Digital ID World Weblog Digital ID World Editors Corner: A Conversation Between Kaliya and Eric

February 15, 2006

A Conversation Between Kaliya and Eric

Last night you could've overheard this conversation between Kaliya (identity woman) and me:

Kaliya: I don't like Art Coviello's thing about passive authentication. I don't want them watching me. I want control.

Eric: ok - but passive authentication is already happening all the time - and its *preventing* identity fraud.

Kaliya: yea - but that's not the way it should be done.

Eric: I agree, but would you have them turn it off immediately and watch fraud go up?

Kaliya: No, I'd have them change the way they do it.
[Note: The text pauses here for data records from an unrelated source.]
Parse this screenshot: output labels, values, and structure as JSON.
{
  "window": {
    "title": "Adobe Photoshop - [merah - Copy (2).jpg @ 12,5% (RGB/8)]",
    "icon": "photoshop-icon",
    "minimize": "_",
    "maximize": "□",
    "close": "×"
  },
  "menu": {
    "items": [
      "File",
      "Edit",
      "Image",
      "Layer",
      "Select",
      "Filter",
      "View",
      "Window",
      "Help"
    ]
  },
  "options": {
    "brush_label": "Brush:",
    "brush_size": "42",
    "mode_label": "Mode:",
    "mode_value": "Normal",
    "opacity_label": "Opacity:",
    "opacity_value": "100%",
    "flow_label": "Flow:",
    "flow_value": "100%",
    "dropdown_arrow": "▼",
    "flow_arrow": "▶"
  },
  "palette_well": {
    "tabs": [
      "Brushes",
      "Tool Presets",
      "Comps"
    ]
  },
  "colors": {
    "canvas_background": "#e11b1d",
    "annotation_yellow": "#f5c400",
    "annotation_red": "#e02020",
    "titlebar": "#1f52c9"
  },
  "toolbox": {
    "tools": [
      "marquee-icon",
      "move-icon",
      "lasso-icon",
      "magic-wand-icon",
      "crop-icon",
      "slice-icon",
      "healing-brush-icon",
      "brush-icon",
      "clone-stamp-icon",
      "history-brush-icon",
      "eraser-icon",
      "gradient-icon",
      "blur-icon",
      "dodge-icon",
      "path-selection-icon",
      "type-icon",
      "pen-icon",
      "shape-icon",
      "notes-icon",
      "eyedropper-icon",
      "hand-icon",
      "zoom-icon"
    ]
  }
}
Eric: I agree, but that can't happen overnight - so in the meantime, would you have them turn it off and have fraud go up?

Kaliya: ugh.

Posted by ejnorlin at February 15, 2006 05:39 AM
Comments

An interesting conversation indeed which gets to the heart of conscious versus unconscious "utilities" around the Privacy versus benefit trade-off.
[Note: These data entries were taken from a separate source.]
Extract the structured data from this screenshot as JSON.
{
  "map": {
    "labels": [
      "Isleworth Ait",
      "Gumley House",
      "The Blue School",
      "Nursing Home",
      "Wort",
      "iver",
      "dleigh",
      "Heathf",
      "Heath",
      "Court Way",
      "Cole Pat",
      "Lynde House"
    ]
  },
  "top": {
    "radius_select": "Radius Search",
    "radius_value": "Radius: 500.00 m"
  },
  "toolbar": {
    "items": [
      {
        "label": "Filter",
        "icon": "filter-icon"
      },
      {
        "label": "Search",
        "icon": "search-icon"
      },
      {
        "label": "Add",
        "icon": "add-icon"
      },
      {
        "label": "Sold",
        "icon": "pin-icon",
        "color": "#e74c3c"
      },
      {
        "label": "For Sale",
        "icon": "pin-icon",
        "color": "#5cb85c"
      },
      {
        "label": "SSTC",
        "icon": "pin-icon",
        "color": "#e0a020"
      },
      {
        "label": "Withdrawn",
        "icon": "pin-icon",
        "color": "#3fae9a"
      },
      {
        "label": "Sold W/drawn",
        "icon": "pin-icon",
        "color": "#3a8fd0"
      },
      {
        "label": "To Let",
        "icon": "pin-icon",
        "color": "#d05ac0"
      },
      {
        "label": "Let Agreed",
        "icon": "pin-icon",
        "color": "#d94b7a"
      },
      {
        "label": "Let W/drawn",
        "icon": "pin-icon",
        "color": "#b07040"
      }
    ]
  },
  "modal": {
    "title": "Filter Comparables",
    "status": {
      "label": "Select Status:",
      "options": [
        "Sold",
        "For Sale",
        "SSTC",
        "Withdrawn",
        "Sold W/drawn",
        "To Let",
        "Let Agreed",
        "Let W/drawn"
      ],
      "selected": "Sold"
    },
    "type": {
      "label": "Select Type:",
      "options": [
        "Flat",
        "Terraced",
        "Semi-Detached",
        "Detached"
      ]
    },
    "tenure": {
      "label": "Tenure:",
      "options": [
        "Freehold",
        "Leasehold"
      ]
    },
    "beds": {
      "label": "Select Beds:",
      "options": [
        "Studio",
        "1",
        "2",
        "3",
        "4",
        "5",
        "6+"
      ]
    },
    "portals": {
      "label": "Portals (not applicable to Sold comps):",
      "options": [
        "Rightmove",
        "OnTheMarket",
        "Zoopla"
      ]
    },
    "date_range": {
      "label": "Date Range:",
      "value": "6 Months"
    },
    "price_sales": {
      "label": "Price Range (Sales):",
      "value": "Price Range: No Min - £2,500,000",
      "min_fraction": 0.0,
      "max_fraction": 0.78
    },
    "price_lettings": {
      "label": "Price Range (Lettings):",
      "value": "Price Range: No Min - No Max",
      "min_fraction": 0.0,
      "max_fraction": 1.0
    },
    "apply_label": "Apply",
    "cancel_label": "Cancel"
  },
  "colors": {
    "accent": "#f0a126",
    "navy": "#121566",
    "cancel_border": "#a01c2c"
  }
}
This is certainly a subject we should all try to better understand at a conscious level and I often find myself playing with.

There are some things that should trouble me but don't, others that trouble me, but I have to try and rationalise to myself why that would be, and still others that fly in the face of legislation, but still make sense. Often my categories capture different outcomes to those of friends, family, and colleagues. Here are some examples and perspectives:-

(1) Email filtering in Germany which thanks to their sensitivites on Privacy could have been interpreted as "illegal", but because everyone wanted it to make their lives better, is now an accepted way of life. My German friends shrug with acnowledgement that this should bother them, but hey, they get better environmental hygiene with it.
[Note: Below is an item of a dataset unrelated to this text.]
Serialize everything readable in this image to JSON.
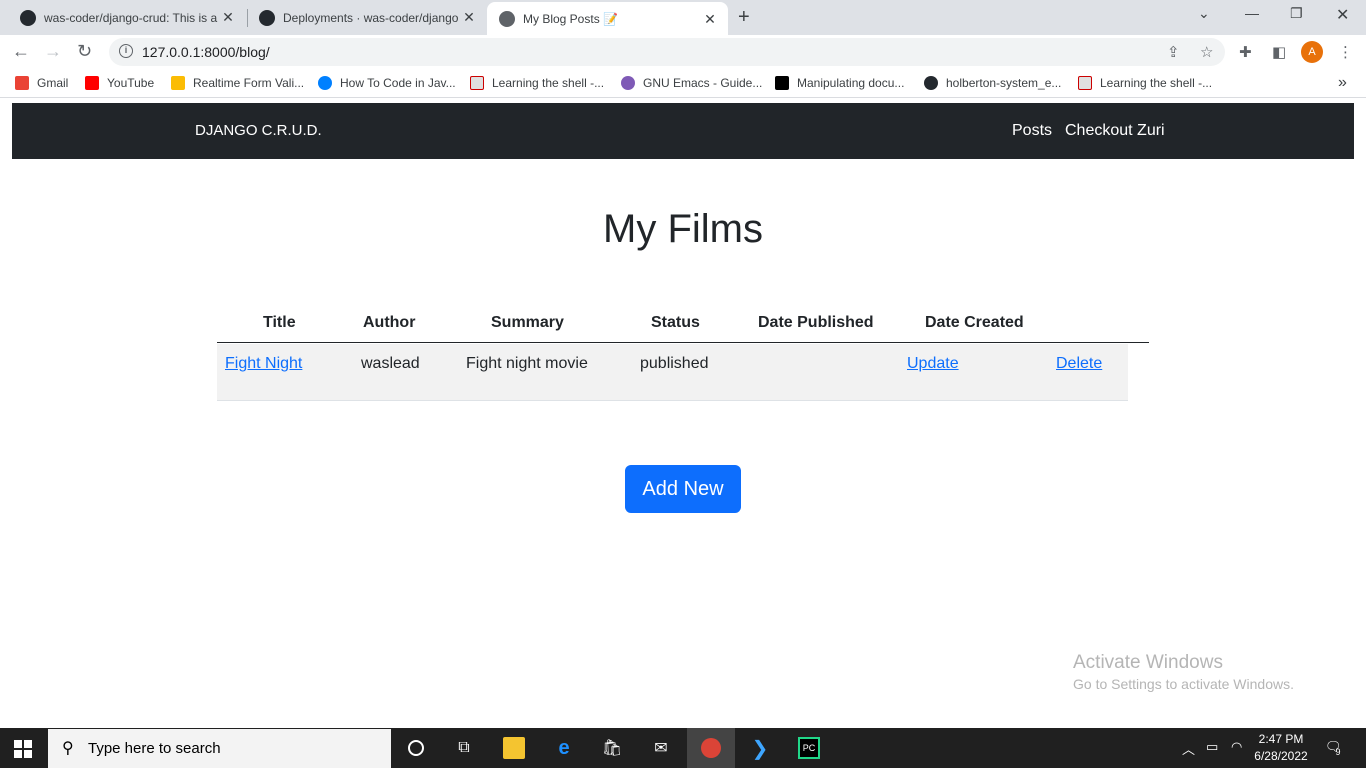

(2) CCTV cameras in London - every move you make in the centre of London is on Camera, it is impossible to drive into London without your car registration being recorded - Orwell or "oh-well"? Most people agree they like it, because it makes them safer. Although the somewhat abstract response may be that this is okay, try bringing it to life a little more - next time you're walking along a street in London think about it; I guarantee a little chill will invade your sunny disposition...

(3) On my way to the RSA conference I noticed there was a camera lense in the cab. To my left a big yellow sticker informing me that I was being recorded. That made me uncomfortable, and this despite the burly cab-driver taking me on a $350 cab ride to and fro along the freeway and back claiming he couldn't find San Jose (from San Francisco!) Still, I didn't want to be filmed.

(4) Vodafone can locate me if my phone is switched on to within a few metres. This particular capability was recently used to put the assailants right on the spot of the shooting of a young girl in the mean streets of London. I struggle to find anyone for whom this location capability is troubling, but I keep thinking to myself it should be.

(5) I registered for an event in London, submitted my card, and received a message saying "your card is already registered with PayPal, please use another card". Ugh - that one I didn't like (yet it is a scenario clearly stipulated in the PayPal privacy policy....so I guess I can't complain, can I?)

(6) I went to pick up a pizza at my local Dominos. walked through the door to see my name up on a screen above the cash desk with a little report showinf my name and the information that my own personal Hawaian was in the oven and I owed them 7.99. So I guess they recorded my phone number, linked to post code and/or prior order info and had me pinned. "cool" I thought, "my pizza's coming out hot and ready to eat in perfect time...". That falls squarely into the "should have bothered me but didn't" category.

Of all the themes that unravel from this fertile question the issue of "linkage" and "appropriate use" surface as "concern limiters" or conversely "aggravators". If it's there to make my life easier, and won't be extended in any other way, then it seems we feel okay.

But the one overriding thing that surfaces time after time is that in general people are much more cavalier in their on-line behaviours than we would like them to be; furthermore, in the UK and most of the rest of Europe people won't pay for their security, and want to be looked after "unobtrusively". An example - all UK banks acknowledge unanimously the first-mover disadvantage which would be terminal for any online offering of interupting a transaction with an extra security click (I once hosted a dinner for a large group of bankers on the subject - it was like a Tarantino movie, each one eagerly waiting and hoping the other would waver first, perspiration dripping into their soup as they peered from under their sombrero's...) To be clear, much as I value Privacy I empathise with having to make the "commercial suicide" choice.

So for now we all seem to be inching forward inclining ourselves towards the unfortunate "we know what's best for you" route, adjusting the dial as users become more aware, and more responsible, cautiously revealing the edges of our "comfort:discomfort" profile through real scenarios.

Posted by: John Madelin at February 23, 2006 06:50 AM

There is no way you can force people to do things the right way. But you can help them to do wrong things the right way.

This stuff better get working before the world switch to MS passport or whatever they have.